Susan was generous, loving, intellectually curious, independent-minded, romantic,
perceptive, and had a clever (occasionally wicked) wit. She was sensitive and caring,
and could be moved to tears learning of misfortunes faced by people she hardly knew.
She loved all human life, and worked to protect the lives of the unborn.
A lifelong Catholic, she nonetheless would wrestle with aspects of the Church that
troubled her. Because her faith was deep, however, she knew that God would not be
troubled by questions from a loving, searching soul.

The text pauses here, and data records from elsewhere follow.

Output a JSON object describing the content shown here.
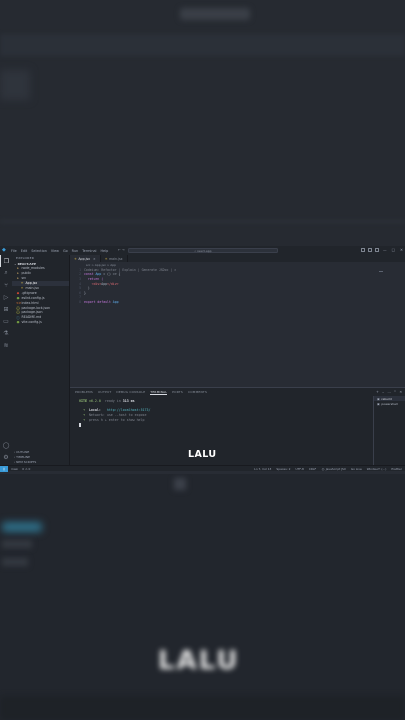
{
  "menu": [
    "File",
    "Edit",
    "Selection",
    "View",
    "Go",
    "Run",
    "Terminal",
    "Help"
  ],
  "command_center": "react-app",
  "sidebar": {
    "header": "EXPLORER",
    "project": "REACT-APP",
    "items": [
      {
        "label": "node_modules",
        "icon": "folder-icon",
        "indent": 1
      },
      {
        "label": "public",
        "icon": "folder-icon",
        "indent": 1
      },
      {
        "label": "src",
        "icon": "folder-open-icon",
        "indent": 1
      },
      {
        "label": "App.jsx",
        "icon": "react-file-icon",
        "indent": 2,
        "selected": true
      },
      {
        "label": "main.jsx",
        "icon": "react-file-icon",
        "indent": 2
      },
      {
        "label": ".gitignore",
        "icon": "git-icon",
        "indent": 1
      },
      {
        "label": "eslint.config.js",
        "icon": "config-icon",
        "indent": 1
      },
      {
        "label": "index.html",
        "icon": "html-icon",
        "indent": 1
      },
      {
        "label": "package-lock.json",
        "icon": "json-icon",
        "indent": 1
      },
      {
        "label": "package.json",
        "icon": "json-icon",
        "indent": 1
      },
      {
        "label": "README.md",
        "icon": "markdown-icon",
        "indent": 1
      },
      {
        "label": "vite.config.js",
        "icon": "config-icon",
        "indent": 1
      }
    ],
    "sections": [
      "OUTLINE",
      "TIMELINE",
      "NPM SCRIPTS"
    ]
  },
  "editor": {
    "tabs": [
      {
        "label": "App.jsx",
        "active": true
      },
      {
        "label": "main.jsx",
        "active": false
      }
    ],
    "breadcrumb": "src > App.jsx > App",
    "lines": [
      {
        "n": "1",
        "parts": [
          {
            "t": "Codeium: Refactor | Explain | Generate JSDoc | ×",
            "c": "cm"
          }
        ]
      },
      {
        "n": "2",
        "parts": [
          {
            "t": "const ",
            "c": "kw"
          },
          {
            "t": "App",
            "c": "fn"
          },
          {
            "t": " = () => {",
            "c": "plain"
          }
        ]
      },
      {
        "n": "3",
        "parts": [
          {
            "t": "  return (",
            "c": "kw"
          }
        ]
      },
      {
        "n": "4",
        "parts": [
          {
            "t": "    <div>",
            "c": "tag"
          },
          {
            "t": "App",
            "c": "plain"
          },
          {
            "t": "</div>",
            "c": "tag"
          }
        ]
      },
      {
        "n": "5",
        "parts": [
          {
            "t": "  )",
            "c": "plain"
          }
        ]
      },
      {
        "n": "6",
        "parts": [
          {
            "t": "}",
            "c": "plain"
          }
        ]
      },
      {
        "n": "7",
        "parts": [
          {
            "t": "",
            "c": "plain"
          }
        ]
      },
      {
        "n": "8",
        "parts": [
          {
            "t": "export default ",
            "c": "kw"
          },
          {
            "t": "App",
            "c": "fn"
          }
        ]
      }
    ]
  },
  "panel": {
    "tabs": [
      "PROBLEMS",
      "OUTPUT",
      "DEBUG CONSOLE",
      "TERMINAL",
      "PORTS",
      "COMMENTS"
    ],
    "active_tab": "TERMINAL",
    "terminal": {
      "vite": "VITE",
      "version": "v6.2.0",
      "ready_prefix": "ready in",
      "ready_ms": "313 ms",
      "local_label": "Local:",
      "local_url": "http://localhost:5173/",
      "network_label": "Network:",
      "network_text": "use --host to expose",
      "help_text": "press h + enter to show help"
    },
    "terminals": [
      "rebuild",
      "powershell"
    ]
  },
  "statusbar": {
    "left": [
      "main",
      "0 ⚠ 0"
    ],
    "right": [
      "Ln 7, Col 13",
      "Spaces: 2",
      "UTF-8",
      "CRLF",
      "{} JavaScript JSX",
      "Go Live",
      "Windsurf: (...)",
      "Prettier"
    ]
  },
  "caption": "LALU",
  "blurred_watermark": "LALU"
}
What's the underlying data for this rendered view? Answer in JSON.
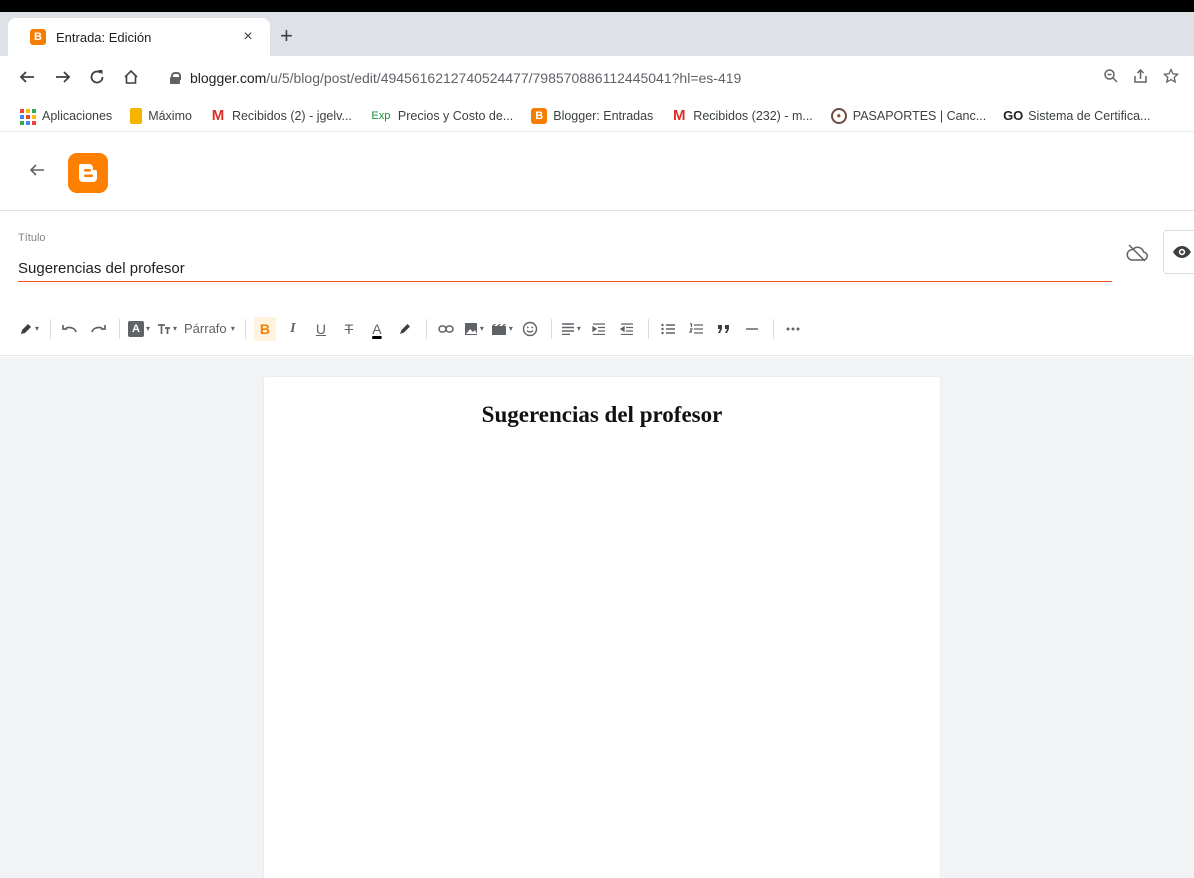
{
  "browser": {
    "tab": {
      "title": "Entrada: Edición",
      "favicon": "B",
      "close": "×"
    },
    "new_tab": "+",
    "url_host": "blogger.com",
    "url_path": "/u/5/blog/post/edit/4945616212740524477/798570886112445041?hl=es-419"
  },
  "bookmarks": [
    {
      "label": "Aplicaciones",
      "icon": "apps-grid-icon"
    },
    {
      "label": "Máximo",
      "icon": "doc-icon"
    },
    {
      "label": "Recibidos (2) - jgelv...",
      "icon": "gmail-icon"
    },
    {
      "label": "Precios y Costo de...",
      "icon": "exp-icon",
      "glyph": "Exp"
    },
    {
      "label": "Blogger: Entradas",
      "icon": "blogger-icon",
      "glyph": "B"
    },
    {
      "label": "Recibidos (232) - m...",
      "icon": "gmail-icon"
    },
    {
      "label": "PASAPORTES | Canc...",
      "icon": "passport-icon"
    },
    {
      "label": "Sistema de Certifica...",
      "icon": "go-icon",
      "glyph": "GO"
    }
  ],
  "editor": {
    "title_label": "Título",
    "title_value": "Sugerencias del profesor",
    "format_dropdown": "Párrafo",
    "post_heading": "Sugerencias del profesor"
  },
  "colors": {
    "blogger_orange": "#ff8000",
    "title_underline": "#f4511e",
    "canvas_bg": "#f1f3f4"
  }
}
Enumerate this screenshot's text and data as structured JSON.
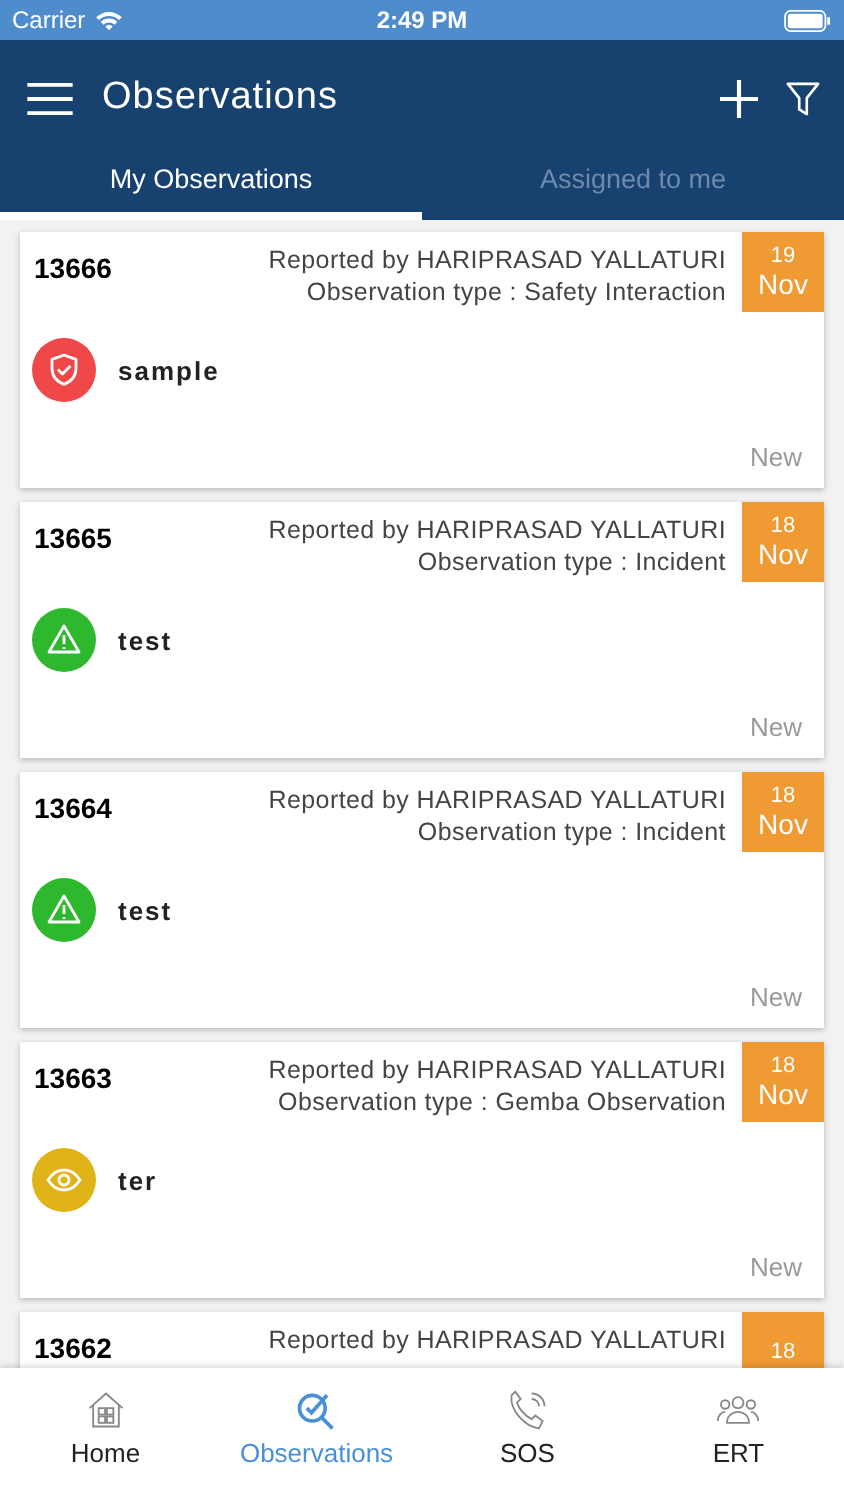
{
  "status_bar": {
    "carrier": "Carrier",
    "time": "2:49 PM"
  },
  "header": {
    "title": "Observations"
  },
  "tabs": [
    {
      "label": "My Observations",
      "selected": true
    },
    {
      "label": "Assigned to me",
      "selected": false
    }
  ],
  "observations": [
    {
      "id": "13666",
      "reported": "Reported by HARIPRASAD YALLATURI",
      "type": "Observation type : Safety Interaction",
      "day": "19",
      "month": "Nov",
      "kind": "shield",
      "color": "#f04848",
      "title": "sample",
      "status": "New"
    },
    {
      "id": "13665",
      "reported": "Reported by HARIPRASAD YALLATURI",
      "type": "Observation type : Incident",
      "day": "18",
      "month": "Nov",
      "kind": "warning",
      "color": "#2eb82e",
      "title": "test",
      "status": "New"
    },
    {
      "id": "13664",
      "reported": "Reported by HARIPRASAD YALLATURI",
      "type": "Observation type : Incident",
      "day": "18",
      "month": "Nov",
      "kind": "warning",
      "color": "#2eb82e",
      "title": "test",
      "status": "New"
    },
    {
      "id": "13663",
      "reported": "Reported by HARIPRASAD YALLATURI",
      "type": "Observation type : Gemba Observation",
      "day": "18",
      "month": "Nov",
      "kind": "eye",
      "color": "#e0b318",
      "title": "ter",
      "status": "New"
    },
    {
      "id": "13662",
      "reported": "Reported by HARIPRASAD YALLATURI",
      "day": "18"
    }
  ],
  "nav": [
    {
      "label": "Home",
      "kind": "home",
      "selected": false
    },
    {
      "label": "Observations",
      "kind": "observe",
      "selected": true
    },
    {
      "label": "SOS",
      "kind": "phone",
      "selected": false
    },
    {
      "label": "ERT",
      "kind": "group",
      "selected": false
    }
  ]
}
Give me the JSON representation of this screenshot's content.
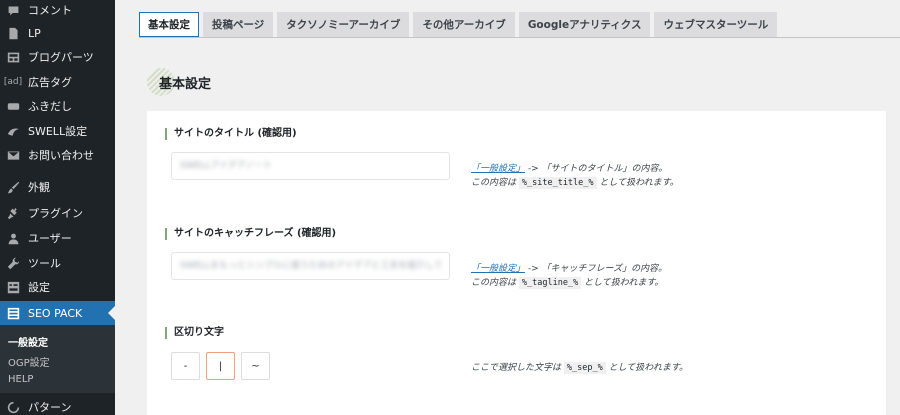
{
  "sidebar": {
    "items": [
      {
        "label": "コメント",
        "icon": "comment-icon"
      },
      {
        "label": "LP",
        "icon": "document-icon"
      },
      {
        "label": "ブログパーツ",
        "icon": "layout-icon"
      },
      {
        "label": "広告タグ",
        "icon_text": "[ad]",
        "icon": "ad-icon"
      },
      {
        "label": "ふきだし",
        "icon": "speech-bubble-icon"
      },
      {
        "label": "SWELL設定",
        "icon": "swell-icon"
      },
      {
        "label": "お問い合わせ",
        "icon": "mail-icon"
      },
      {
        "label": "外観",
        "icon": "paintbrush-icon"
      },
      {
        "label": "プラグイン",
        "icon": "plugin-icon"
      },
      {
        "label": "ユーザー",
        "icon": "user-icon"
      },
      {
        "label": "ツール",
        "icon": "wrench-icon"
      },
      {
        "label": "設定",
        "icon": "settings-icon"
      },
      {
        "label": "SEO PACK",
        "icon": "list-icon"
      },
      {
        "label": "パターン",
        "icon": "pattern-icon"
      }
    ],
    "submenu": [
      "一般設定",
      "OGP設定",
      "HELP"
    ]
  },
  "tabs": [
    "基本設定",
    "投稿ページ",
    "タクソノミーアーカイブ",
    "その他アーカイブ",
    "Googleアナリティクス",
    "ウェブマスターツール"
  ],
  "section_title": "基本設定",
  "fields": {
    "site_title": {
      "label": "サイトのタイトル (確認用)",
      "value": "SWELLアイデアノート",
      "help_link": "「一般設定」",
      "help_line1_rest": " -> 「サイトのタイトル」の内容。",
      "help_line2_pre": "この内容は ",
      "help_code": "%_site_title_%",
      "help_line2_post": " として扱われます。"
    },
    "tagline": {
      "label": "サイトのキャッチフレーズ (確認用)",
      "value": "SWELLをもっとシンプルに使うためのアイデアと工夫を紹介していくブログ",
      "help_link": "「一般設定」",
      "help_line1_rest": " -> 「キャッチフレーズ」の内容。",
      "help_line2_pre": "この内容は ",
      "help_code": "%_tagline_%",
      "help_line2_post": " として扱われます。"
    },
    "separator": {
      "label": "区切り文字",
      "options": [
        "-",
        "|",
        "~"
      ],
      "selected": "|",
      "help_pre": "ここで選択した文字は ",
      "help_code": "%_sep_%",
      "help_post": " として扱われます。"
    }
  }
}
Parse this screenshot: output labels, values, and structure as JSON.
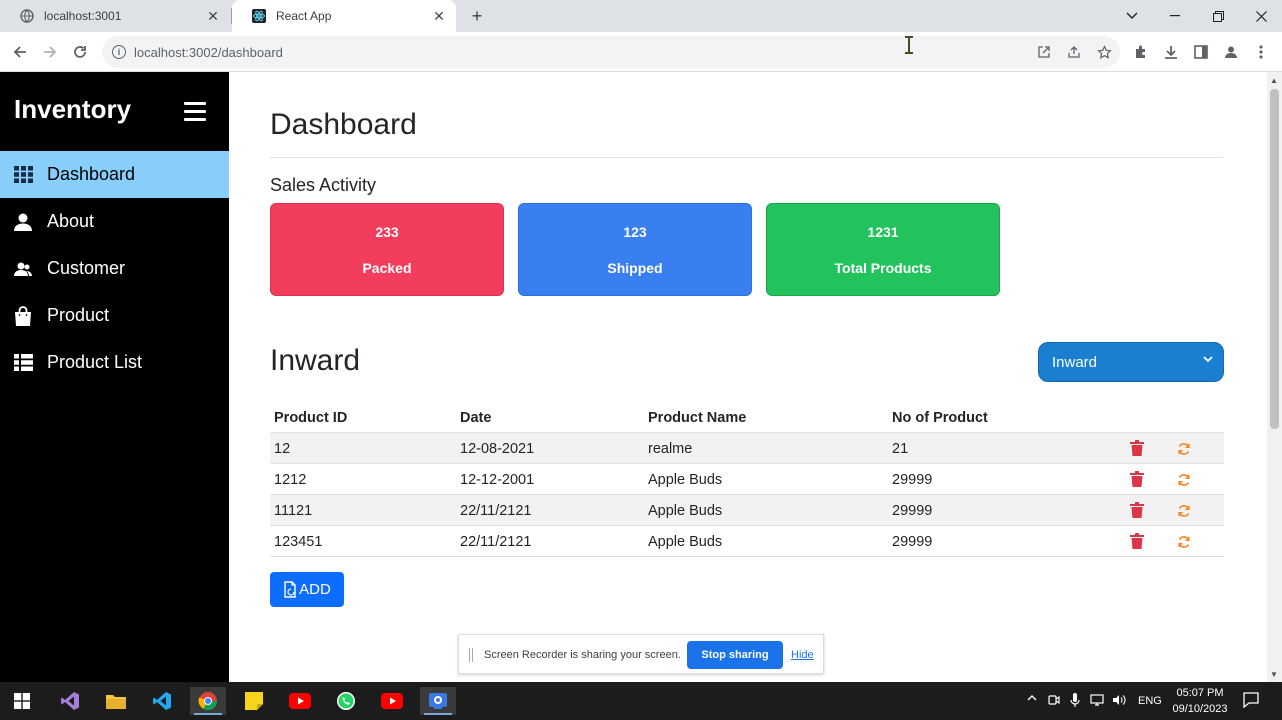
{
  "browser": {
    "tabs": [
      {
        "title": "localhost:3001",
        "active": false
      },
      {
        "title": "React App",
        "active": true
      }
    ],
    "url": "localhost:3002/dashboard"
  },
  "sidebar": {
    "brand": "Inventory",
    "items": [
      {
        "label": "Dashboard",
        "icon": "grid-icon",
        "active": true
      },
      {
        "label": "About",
        "icon": "person-icon",
        "active": false
      },
      {
        "label": "Customer",
        "icon": "people-icon",
        "active": false
      },
      {
        "label": "Product",
        "icon": "bag-icon",
        "active": false
      },
      {
        "label": "Product List",
        "icon": "list-icon",
        "active": false
      }
    ]
  },
  "main": {
    "title": "Dashboard",
    "sales_label": "Sales Activity",
    "cards": [
      {
        "value": "233",
        "label": "Packed",
        "color": "#f33d5d"
      },
      {
        "value": "123",
        "label": "Shipped",
        "color": "#3a7fef"
      },
      {
        "value": "1231",
        "label": "Total Products",
        "color": "#22c25c"
      }
    ],
    "section_title": "Inward",
    "select_value": "Inward",
    "table": {
      "headers": [
        "Product ID",
        "Date",
        "Product Name",
        "No of Product"
      ],
      "rows": [
        [
          "12",
          "12-08-2021",
          "realme",
          "21"
        ],
        [
          "1212",
          "12-12-2001",
          "Apple Buds",
          "29999"
        ],
        [
          "11121",
          "22/11/2121",
          "Apple Buds",
          "29999"
        ],
        [
          "123451",
          "22/11/2121",
          "Apple Buds",
          "29999"
        ]
      ]
    },
    "add_label": "ADD"
  },
  "share_banner": {
    "text": "Screen Recorder is sharing your screen.",
    "stop_label": "Stop sharing",
    "hide_label": "Hide"
  },
  "taskbar": {
    "language": "ENG",
    "time": "05:07 PM",
    "date": "09/10/2023"
  }
}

Susan was preceded in death by her parents, Dr. and Mrs. Anthony C. Pfohl; her older
sister and her husband, Mary and Lou Remily; her brother-in-law George Daugherty
and his wife, Lee; and her daughter-in-law, Cynthia Daugherty. She is survived by
her husband of sixty four years, Don; her sons Donald Jr. (Raye), Stephen (Cynthia),
Benjamin, and Paul; her older brother Richard (Margaret) and younger sister Ellen
(Les) Digman; her grandchildren, Kate, Eleanor, Emma and George Daugherty; and
numerous nieces and nephews.
Susan’s family would like to express their deep appreciation for the warm, wonderful
care provided to Susan in her last months by Agrace Hospice – especially Delicia,
Molly and Michelle. The family is also especially indebted to Susan’s son Paul, whose
constant presence at his Mom’s side gave her great comfort during her last months.
There will be a Funeral Mass at Our Lady of Queen of Peace in Madison on
Wednesday, November 22 at 11 am. A light lunch served at the Church will follow.
A Visitation will precede the Mass, starting at 10 am.